As software and systems become
increasingly complex, the task of debugging also becomes increasingly
difficult. Manual diagnosis can require sifting through millions of
lines of code and output logs. In addition, large systems contain many
components, each complex on its own, and often interacting in unexpected
ways.
I
present a case study illustrating how statistical machine learning
algorithms, along with appropriate system instrumentation, can aid in
failure diagnosis. I propose a statistical software debugging framework
that collects information from past successes and failures via
fine-grained instrumentation of the program and then analyzes this
information to locate suspicious program predicates. I discuss the
algorithmic challenges of the approach, and demonstrate a bi-clustering
algorithm that is effective at simultaneously clustering failed runs and
selecting useful predicates.
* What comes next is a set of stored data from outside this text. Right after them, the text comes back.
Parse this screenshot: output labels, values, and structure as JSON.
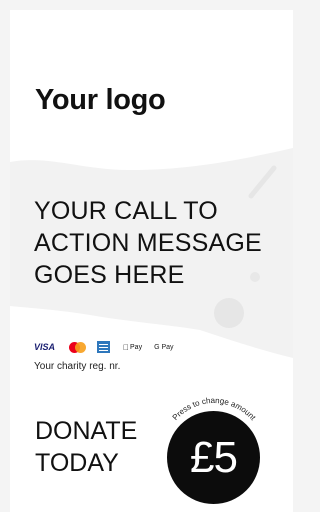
{
  "logo": {
    "text": "Your logo"
  },
  "cta": {
    "lines": [
      "YOUR CALL TO",
      "ACTION MESSAGE",
      "GOES HERE"
    ]
  },
  "payments": {
    "visa": "VISA",
    "mastercard": "mastercard-icon",
    "amex": "amex-icon",
    "apple_pay": "Pay",
    "google_pay": "G Pay"
  },
  "charity": {
    "reg_text": "Your charity reg. nr."
  },
  "donate": {
    "lines": [
      "DONATE",
      "TODAY"
    ]
  },
  "amount": {
    "value": "£5",
    "hint": "Press to change amount"
  },
  "colors": {
    "background": "#ffffff",
    "button": "#0c0c0c",
    "wave": "#f2f2f2"
  }
}
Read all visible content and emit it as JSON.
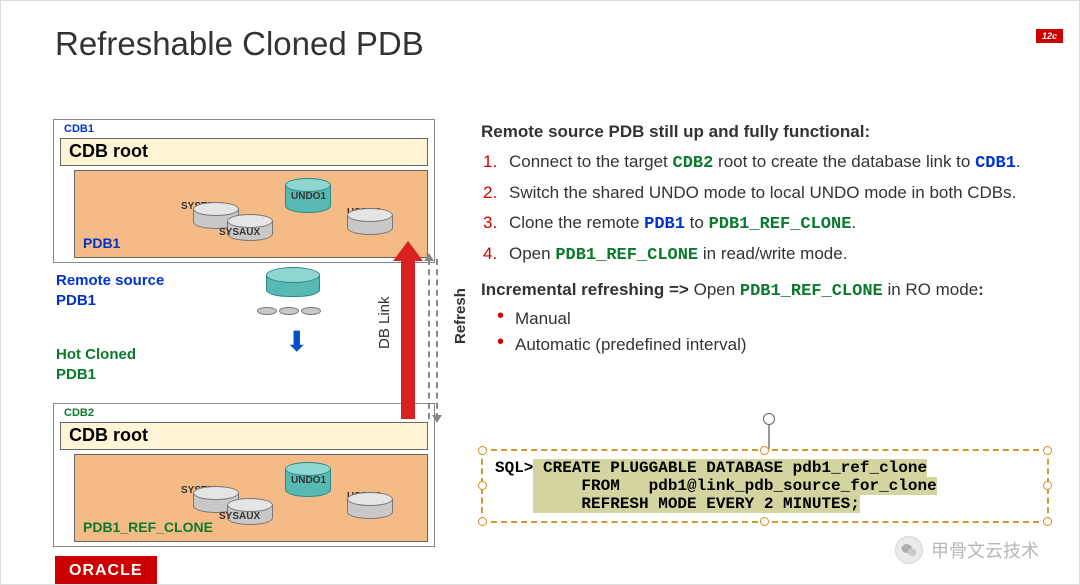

Using this approach, it took a programmer
20 minutes to find a long-standing bug in a real-world software program
which he had never seen before.
This
work is done in collaboration with Ben Liblit (U. Wisconsin, Madison),
Michael Jordan (U.C. Berkeley), Alex Aiken and Mayur Naik (Stanford).
Bio:
Alice Zheng received her Ph.D. from UC Berkeley in 2005 and is currently
a postdoctoral fellow at Carnegie Mellon University. Her interests lie
in applied machine learning, in particular to computer systems,
software, and networks. Current projects include statistical software
debugging, performance diagnosis of distributed file systems, efficient
internet traffic measurements, and modeling social networks.